A Citizens' Agenda

Part of Orders of the Day – in the House of Commons at 3:31 pm on 26 October 2006.

Alert me about debates like this

Photo of Gisela Stuart Gisela Stuart Labour, Birmingham, Edgbaston 3:31, 26 October 2006

Yes, extremists, whether from the right or the left, appear to be offering certainties, and people want certainties. That is worrying.

But I want to look at our own house, before we criticise the rest of Europe. There are two options. We can either draw more of the decision making up into Brussels, which clearly has not worked, or we can draw it down to member states, which is what I think we need to do. In that regard, we should start at home. Let me give an example of what I mean. Early in October, I turned the radio on and tuned into the "Today" programme, hoping to have my daily rant at John Humphrys. Our Secretary of State for Trade and Industry was talking about age discrimination legislation. I thought that it was very good legislation, and that I would have enjoyed, and have felt proud as a Labour MP, and campaigning and saying, "This is what we have done."

But what happened? That is the first I had heard of that legislation, so I sent an e-mail to the Library, asking whether the House of Commons had ever debated that it. The Library wrote back saying that the legislation was statutory instrument 2006/2408. It could find no debates on it in the Commons, but there was a debate in the Lords, on 30 March. Of course, the Lords cannot amend statutory instruments. I read the relevant Lords Hansard and discovered that they did indeed debate it—from 4.22 to 4.54 pm, which is a grand total of 32 minutes. I did a little more reading, and I was given the website link for the relevant research paper. This morning, I asked for a hard copy of it. It has not been printed yet.

Since 1997, there have been nine attempts to introduce anti-age discrimination legislation—via ten-minute Bills and amendments to existing legislation, for example— so this issue has exercised the House. That is good, but I would have liked to know about it. There is another reason the House should debate such legislation at length. When Ministers stand at the Dispatch Box and explain their understanding of such legislation, courts then refer to such statements in interpreting that legislation.

There was another element of that "Today" programme that really upset me. When the Secretary of State for Trade and Industry was asked whether the new anti-age discrimination legislation would be incompatible with certain UK legislation, he said that it had yet to be tested in the courts.
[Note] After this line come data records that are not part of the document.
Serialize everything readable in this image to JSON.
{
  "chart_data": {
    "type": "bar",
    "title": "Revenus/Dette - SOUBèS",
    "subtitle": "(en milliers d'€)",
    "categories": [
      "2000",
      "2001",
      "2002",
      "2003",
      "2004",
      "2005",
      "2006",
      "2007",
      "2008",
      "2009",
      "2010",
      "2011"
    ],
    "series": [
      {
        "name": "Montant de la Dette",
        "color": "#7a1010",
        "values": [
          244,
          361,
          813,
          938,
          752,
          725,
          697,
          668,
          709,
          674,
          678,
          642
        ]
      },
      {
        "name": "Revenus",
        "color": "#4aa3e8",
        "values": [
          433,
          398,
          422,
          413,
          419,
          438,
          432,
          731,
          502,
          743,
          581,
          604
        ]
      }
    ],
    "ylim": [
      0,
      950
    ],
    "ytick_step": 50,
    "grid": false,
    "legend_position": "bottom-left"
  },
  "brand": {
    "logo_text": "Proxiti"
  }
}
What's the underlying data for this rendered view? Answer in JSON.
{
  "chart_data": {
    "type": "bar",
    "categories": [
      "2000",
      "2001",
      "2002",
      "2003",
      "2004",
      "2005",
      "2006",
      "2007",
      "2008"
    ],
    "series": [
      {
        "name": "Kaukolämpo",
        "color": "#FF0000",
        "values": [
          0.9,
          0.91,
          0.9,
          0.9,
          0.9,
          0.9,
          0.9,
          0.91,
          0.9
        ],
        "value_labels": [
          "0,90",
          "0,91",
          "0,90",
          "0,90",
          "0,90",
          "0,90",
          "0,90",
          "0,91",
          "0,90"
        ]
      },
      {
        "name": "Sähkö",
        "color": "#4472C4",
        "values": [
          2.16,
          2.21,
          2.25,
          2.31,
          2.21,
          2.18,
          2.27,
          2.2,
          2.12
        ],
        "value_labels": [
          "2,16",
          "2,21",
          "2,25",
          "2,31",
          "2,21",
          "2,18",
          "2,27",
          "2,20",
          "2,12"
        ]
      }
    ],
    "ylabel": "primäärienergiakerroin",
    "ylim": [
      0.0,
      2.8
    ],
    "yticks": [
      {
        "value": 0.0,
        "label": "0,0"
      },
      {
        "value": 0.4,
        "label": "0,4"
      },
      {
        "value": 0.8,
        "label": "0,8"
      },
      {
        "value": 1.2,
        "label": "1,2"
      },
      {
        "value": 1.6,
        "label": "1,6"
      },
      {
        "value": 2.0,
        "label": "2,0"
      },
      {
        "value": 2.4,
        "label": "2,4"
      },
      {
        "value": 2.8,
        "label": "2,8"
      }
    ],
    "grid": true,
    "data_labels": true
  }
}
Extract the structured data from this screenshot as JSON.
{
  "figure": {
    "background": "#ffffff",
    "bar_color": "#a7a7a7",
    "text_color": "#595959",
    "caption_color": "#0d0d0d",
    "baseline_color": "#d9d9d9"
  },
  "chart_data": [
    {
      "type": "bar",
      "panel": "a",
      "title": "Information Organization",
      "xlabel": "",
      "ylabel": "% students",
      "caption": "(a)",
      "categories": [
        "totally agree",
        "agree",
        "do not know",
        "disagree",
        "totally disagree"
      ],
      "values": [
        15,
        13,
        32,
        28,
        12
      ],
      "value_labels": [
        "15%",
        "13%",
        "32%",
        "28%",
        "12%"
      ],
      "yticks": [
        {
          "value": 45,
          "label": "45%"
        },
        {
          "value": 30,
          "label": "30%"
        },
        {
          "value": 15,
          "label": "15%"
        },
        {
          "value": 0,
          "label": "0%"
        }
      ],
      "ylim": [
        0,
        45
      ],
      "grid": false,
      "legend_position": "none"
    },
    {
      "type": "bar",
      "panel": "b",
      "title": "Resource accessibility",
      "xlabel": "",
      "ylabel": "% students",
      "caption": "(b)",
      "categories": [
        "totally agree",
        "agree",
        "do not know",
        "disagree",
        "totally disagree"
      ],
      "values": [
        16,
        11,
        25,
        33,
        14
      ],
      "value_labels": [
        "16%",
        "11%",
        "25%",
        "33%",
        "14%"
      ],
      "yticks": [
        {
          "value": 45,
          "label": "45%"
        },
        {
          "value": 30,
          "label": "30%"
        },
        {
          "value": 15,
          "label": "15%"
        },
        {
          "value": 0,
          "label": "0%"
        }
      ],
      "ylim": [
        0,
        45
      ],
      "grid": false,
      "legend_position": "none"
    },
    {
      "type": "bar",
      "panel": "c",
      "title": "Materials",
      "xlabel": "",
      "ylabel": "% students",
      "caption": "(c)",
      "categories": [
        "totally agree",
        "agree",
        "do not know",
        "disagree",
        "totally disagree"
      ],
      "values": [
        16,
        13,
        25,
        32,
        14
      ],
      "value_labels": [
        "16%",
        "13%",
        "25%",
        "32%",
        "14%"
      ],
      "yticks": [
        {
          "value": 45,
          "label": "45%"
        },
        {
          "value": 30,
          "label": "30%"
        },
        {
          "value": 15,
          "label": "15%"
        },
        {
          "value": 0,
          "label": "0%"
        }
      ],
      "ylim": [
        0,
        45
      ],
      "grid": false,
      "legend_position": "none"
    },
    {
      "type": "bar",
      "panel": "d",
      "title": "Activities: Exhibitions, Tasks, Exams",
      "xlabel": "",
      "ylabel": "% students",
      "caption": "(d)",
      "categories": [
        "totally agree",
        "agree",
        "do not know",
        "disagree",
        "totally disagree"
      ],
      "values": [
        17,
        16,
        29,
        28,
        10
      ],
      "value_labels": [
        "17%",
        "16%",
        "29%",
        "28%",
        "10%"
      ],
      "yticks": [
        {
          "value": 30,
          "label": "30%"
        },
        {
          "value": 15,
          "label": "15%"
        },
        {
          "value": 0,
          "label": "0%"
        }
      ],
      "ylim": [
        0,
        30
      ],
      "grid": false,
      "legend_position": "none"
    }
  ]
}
I do not have a problem with legislation being tested in the courts, but we need to give courts guidance on how we regard it. When such legislation affects all our constituents—indeed, this legislation will have ramifications that we have not even dreamt of yet—we need to be much more realistic about how we deal with and debate it in this House.

I have three suggestions. First, we should have a proper Europe Minister. By that I mean a Minister who is in the Cabinet, who has regular —[Interruption.] The current Minister for Europe is a perfect candidate and I would propose him for that role. Indeed, I want to enhance his role. In addition to being in the Cabinet, he should have regular question sessions at the Dispatch Box as the Minister for Europe, during which he explains all the decisions taken at European level that impact on domestic legislation, and how matters will be co-ordinated across Whitehall. That role is currently fulfilled by our permanent representative in Brussels, but I would like it to be fulfilled by someone of Cabinet rank who is regularly answerable to this House. Indeed, in terms of its political significance, that role is almost one for the Deputy Prime Minister.